Norrington Elgar Symphony No.1
Symphony No.1 in A flat, Op.55
Die Meistersinger von Nurnberg – Prelude to Act I
Stuttgart Radio Symphony Orchestra
Sir Roger Norrington
Reviewed by: Colin Anderson
Reviewed: January 2001
CD No: HANSSLER CD 93.000
Duration: 57 minutes
Issued as part of Hanssler’s ’faszination musik’ series, this live-compiled Elgar One was recorded at concerts between 27-29 October 1999. Similar to Norrington’s London Philharmonic Royal Festival Hall performance on 11 October last, which I reviewed for The Classical Source, it’s good to have a permanent document of his lively view of this great symphony.
Norrington’s approach to Elgar’s First is perhaps too urbane – there isn’t the focus on the composer’s inner passions, the shadows. If Norrington appears to be slightly inhibited about fully revealing Elgar’s emotional fantasy and the heart-on-sleeve outpourings, he is certainly aware of the subtly elusive aspects of the music – there is much that is delicately traced: in the lighter-scored passages of the scherzo or the opening of the finale for example. In doing so, Norrington moves this music closer to Schumann – Elgar’s true German counterpart, Anthony Payne once told me – and away from the assumed Brahms.
All this said – particularly given some of the disappointing aspects – Norrington does have the work’s structure in full-view; he responds to the surface incident with relish, and presides over an unfussy and fleet account, which is very refreshing. He also has antiphonal violins, so important in clarifying the two sections’ dialogue (the music written for this design) and doesn’t make portentous the symphony’s opening motto – indeed, Norrington is one of the few conductors that really makes this introduction ’semplice’ as marked.
Norrington adopts ’authentic’ tempos, the slow movement flows (albeit lacking somewhat in tension and inwardness) and the overall time of 48 minutes is about right in terms of the score. Yet his refusal to linger or indulge the moment may displease some, even if Norrington’s overall directness and symphonic through-line is not unwelcome, and, as the scherzo winds-down, Norrington shows that he can ’swell’ the expression by moulding the music when he wants to (from 4’52”-5’16” especially). I could though have done with much less non-vibrato string playing – Norrington over-uses this effect, which draws attention to itself rather than offering illumination.

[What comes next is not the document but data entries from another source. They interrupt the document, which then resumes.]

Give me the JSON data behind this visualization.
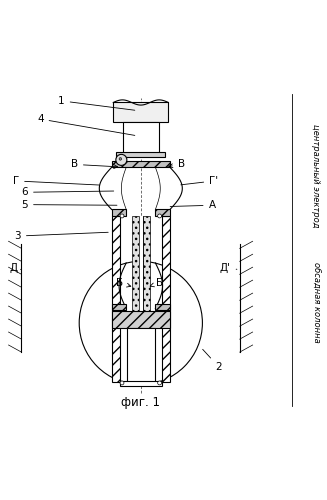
{
  "bg_color": "#ffffff",
  "line_color": "#000000",
  "title": "фиг. 1",
  "right_label_1": "центральный электрод",
  "right_label_2": "обсадная колонна"
}
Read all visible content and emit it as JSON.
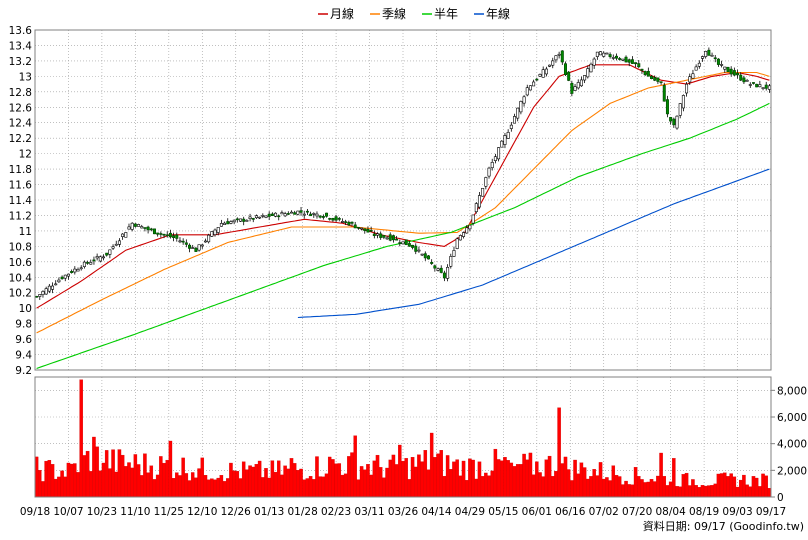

Norrington’s CD may not be a first choice for this music – he doesn’t join Elgar himself, Boult, Barbirolli, Solti or Haitink (all EMI except Solti’s Decca taping) in offering a truly comprehensive traversal of this masterpiece. It is though a very likeable rendition, one I shall return to quite often, for it offers a sincere and informed view that doesn’t overplay its hand; one always senses Norrington’s deep commitment.
The Wagner (live, 4-5 November 1999) is Norrington’s ‘usual’ 8-minute dash through it and again has something tangibly considered at its core (although ultimately its inclusion is neither here nor there; nor is it a “bonus track” when the CD has twenty-odd minutes unused!).
The Elgar’s the thing. Norrington, full-chested and indomitable, cascades through the final bars with zeal, but seems less hasty than in London – his ’scramble to triumph’ would perhaps not have been out of place a century ago. For all my critical brickbats, I have now listened to this recording several times – and look forward to doing so again. Very well and instinctively played (Elgar’s early successes came in Germany) with excellent sound, Norrington’s Elgar One is notable for its freshness, vitality and some points well-made.